We tested whether TORC1 is required for DNA replication, an event that occurs during final stages of spore germination [1]. We transferred purified wild type spores into nutrient medium in presence and absence of rapamycin and monitored DNA replication by flow cytometry. The intensity of propidium iodide (PI) staining of spores was lower than that of mitotically growing haploid cells presumably because of reduced permeability to PI caused by the presence of spore wall. However, the wild type spores replicated their DNA between 6 and 8 h as indicated by the appearance of cells with increased PI signals. In contrast, the PI signals of rapamycin-treated spores remained unchanged during the course of the experiment indicating that they did not undergo DNA replication (Fig. 9c). We also confirmed that the expression of G1 cell cycle genes (CLN1, CLN2, CLB6, EGT2, PCL1, PCL9, CHS2, and CTS1) expressed after 4 h of germination was inhibited by rapamycin (Additional file 9: Fig. S17). Taken together, our data indicate that TORC1 is required for spore germination in budding yeast.

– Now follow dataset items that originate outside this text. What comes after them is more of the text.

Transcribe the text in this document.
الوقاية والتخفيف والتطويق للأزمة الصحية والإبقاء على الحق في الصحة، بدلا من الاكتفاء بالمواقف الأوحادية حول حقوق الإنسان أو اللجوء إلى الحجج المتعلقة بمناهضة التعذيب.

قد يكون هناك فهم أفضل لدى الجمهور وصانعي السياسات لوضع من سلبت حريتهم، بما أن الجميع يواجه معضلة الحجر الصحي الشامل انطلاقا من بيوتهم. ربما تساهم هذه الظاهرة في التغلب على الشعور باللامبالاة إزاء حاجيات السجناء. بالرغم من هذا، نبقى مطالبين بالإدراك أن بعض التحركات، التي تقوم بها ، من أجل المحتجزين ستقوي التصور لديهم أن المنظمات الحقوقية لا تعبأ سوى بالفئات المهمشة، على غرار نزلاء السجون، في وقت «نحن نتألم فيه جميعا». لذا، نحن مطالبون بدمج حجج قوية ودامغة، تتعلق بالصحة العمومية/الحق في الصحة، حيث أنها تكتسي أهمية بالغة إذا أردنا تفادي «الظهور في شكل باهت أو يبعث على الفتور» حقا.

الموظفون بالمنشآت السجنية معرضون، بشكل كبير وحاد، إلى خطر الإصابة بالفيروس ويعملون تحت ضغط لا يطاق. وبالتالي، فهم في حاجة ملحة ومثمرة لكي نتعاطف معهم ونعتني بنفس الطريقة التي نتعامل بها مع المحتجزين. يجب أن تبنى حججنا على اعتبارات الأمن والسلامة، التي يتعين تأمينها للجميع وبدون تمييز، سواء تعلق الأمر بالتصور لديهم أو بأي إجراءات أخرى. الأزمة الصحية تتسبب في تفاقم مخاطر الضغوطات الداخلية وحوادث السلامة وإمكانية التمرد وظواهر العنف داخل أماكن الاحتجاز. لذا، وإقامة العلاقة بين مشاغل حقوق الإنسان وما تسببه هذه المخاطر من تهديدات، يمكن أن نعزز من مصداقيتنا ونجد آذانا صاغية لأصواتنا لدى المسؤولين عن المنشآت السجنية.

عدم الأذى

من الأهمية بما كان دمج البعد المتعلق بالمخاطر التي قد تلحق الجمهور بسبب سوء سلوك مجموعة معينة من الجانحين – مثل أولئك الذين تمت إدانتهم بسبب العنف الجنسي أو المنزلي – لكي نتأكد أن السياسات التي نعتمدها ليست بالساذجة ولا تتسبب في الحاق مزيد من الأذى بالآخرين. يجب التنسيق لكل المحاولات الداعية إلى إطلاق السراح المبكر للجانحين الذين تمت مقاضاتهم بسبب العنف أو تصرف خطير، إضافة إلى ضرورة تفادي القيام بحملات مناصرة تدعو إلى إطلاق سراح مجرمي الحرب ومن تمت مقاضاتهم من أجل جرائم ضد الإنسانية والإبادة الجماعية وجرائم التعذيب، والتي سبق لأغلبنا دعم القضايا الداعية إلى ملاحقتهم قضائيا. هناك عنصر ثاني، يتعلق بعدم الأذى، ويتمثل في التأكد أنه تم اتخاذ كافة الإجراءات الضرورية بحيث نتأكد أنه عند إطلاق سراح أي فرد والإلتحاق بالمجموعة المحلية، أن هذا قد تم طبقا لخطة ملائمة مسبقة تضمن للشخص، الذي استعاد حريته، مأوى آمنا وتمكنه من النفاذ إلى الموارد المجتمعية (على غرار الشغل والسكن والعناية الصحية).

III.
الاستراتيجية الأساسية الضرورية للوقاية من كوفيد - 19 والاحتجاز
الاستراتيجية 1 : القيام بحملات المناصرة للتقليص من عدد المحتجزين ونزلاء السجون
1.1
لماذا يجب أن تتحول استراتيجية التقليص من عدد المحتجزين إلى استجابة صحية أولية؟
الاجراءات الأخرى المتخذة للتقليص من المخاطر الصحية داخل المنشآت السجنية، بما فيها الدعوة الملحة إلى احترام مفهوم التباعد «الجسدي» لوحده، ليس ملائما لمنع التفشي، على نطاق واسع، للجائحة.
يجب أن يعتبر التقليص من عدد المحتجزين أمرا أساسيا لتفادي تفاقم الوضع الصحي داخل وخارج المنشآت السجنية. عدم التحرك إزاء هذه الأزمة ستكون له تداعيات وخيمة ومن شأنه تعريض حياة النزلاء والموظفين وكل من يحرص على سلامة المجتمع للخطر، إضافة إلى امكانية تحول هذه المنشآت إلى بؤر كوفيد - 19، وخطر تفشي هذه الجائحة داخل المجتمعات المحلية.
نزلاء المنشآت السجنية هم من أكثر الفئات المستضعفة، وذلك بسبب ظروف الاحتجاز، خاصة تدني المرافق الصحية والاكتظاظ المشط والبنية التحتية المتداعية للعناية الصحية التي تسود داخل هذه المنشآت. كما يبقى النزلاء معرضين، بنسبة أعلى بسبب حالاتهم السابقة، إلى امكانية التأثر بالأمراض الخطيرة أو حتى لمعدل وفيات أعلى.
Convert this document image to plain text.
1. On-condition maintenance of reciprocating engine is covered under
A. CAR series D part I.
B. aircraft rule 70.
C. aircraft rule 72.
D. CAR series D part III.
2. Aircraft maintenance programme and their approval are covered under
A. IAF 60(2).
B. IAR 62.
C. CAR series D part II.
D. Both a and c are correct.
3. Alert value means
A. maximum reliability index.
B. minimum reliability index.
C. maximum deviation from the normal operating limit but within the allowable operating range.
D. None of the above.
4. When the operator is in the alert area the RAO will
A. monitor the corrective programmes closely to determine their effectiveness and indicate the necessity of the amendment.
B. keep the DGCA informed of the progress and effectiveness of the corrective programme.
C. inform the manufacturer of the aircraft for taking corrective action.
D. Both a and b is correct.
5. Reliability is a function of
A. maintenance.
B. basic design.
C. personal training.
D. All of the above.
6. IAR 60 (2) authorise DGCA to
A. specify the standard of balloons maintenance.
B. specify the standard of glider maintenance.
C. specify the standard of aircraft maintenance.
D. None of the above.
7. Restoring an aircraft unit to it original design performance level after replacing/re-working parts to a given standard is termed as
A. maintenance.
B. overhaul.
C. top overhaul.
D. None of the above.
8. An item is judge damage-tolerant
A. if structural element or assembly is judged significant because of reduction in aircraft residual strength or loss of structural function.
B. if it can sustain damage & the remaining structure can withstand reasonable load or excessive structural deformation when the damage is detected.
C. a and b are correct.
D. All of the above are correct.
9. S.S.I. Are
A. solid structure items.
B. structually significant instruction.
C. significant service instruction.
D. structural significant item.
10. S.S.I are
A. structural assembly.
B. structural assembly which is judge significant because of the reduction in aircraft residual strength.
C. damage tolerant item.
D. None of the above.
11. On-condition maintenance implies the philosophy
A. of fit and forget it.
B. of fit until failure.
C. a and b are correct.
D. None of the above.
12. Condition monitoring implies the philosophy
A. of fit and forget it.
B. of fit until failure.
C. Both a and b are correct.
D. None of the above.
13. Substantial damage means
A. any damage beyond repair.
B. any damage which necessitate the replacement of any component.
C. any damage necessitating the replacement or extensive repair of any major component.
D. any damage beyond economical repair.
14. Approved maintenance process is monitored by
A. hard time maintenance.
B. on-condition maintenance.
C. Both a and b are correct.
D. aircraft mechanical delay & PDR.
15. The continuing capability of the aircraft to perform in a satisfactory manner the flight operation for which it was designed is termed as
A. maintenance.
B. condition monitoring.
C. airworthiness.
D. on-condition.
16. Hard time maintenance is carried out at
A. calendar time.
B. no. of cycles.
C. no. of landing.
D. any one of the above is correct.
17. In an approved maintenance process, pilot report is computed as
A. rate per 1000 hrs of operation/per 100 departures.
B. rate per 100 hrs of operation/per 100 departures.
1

Effect of TORC1 inhibition on spore germination is dependent on Rrd1
If TORC1’s role in regulating the glucose-responsive genes is essential for spore germination, then inactivating the Tap42/Sit4/Rrd1/Rrd2 branch should allow spores germinate even in the presence of rapamycin. As tap42-11, rrd1Δ rrd2Δ, and sit4Δ mutants failed to sporulate, we tested the effect of rapamycin treatment on germination of rrd1Δ spores. We took wild type and rrd1Δ spores and transferred them to nutrient medium in the presence and absence of rapamycin. Interestingly, rrd1Δ spores germinated earlier in comparison to wild type spores as indicated by the formation of budded cells (Additional file 9: Fig. S18). While the germination of wild type spores was inhibited by rapamycin treatment, rrd1Δ mutant spores were able to form budded cells in the presence of rapamycin (Additional file 9: Fig. S18). Our results demonstrate that TORC1’s role in the regulation of glucose-responsive genes via the Tap42/ Sit4/Rrd1/2 pathway is essential for spore germination.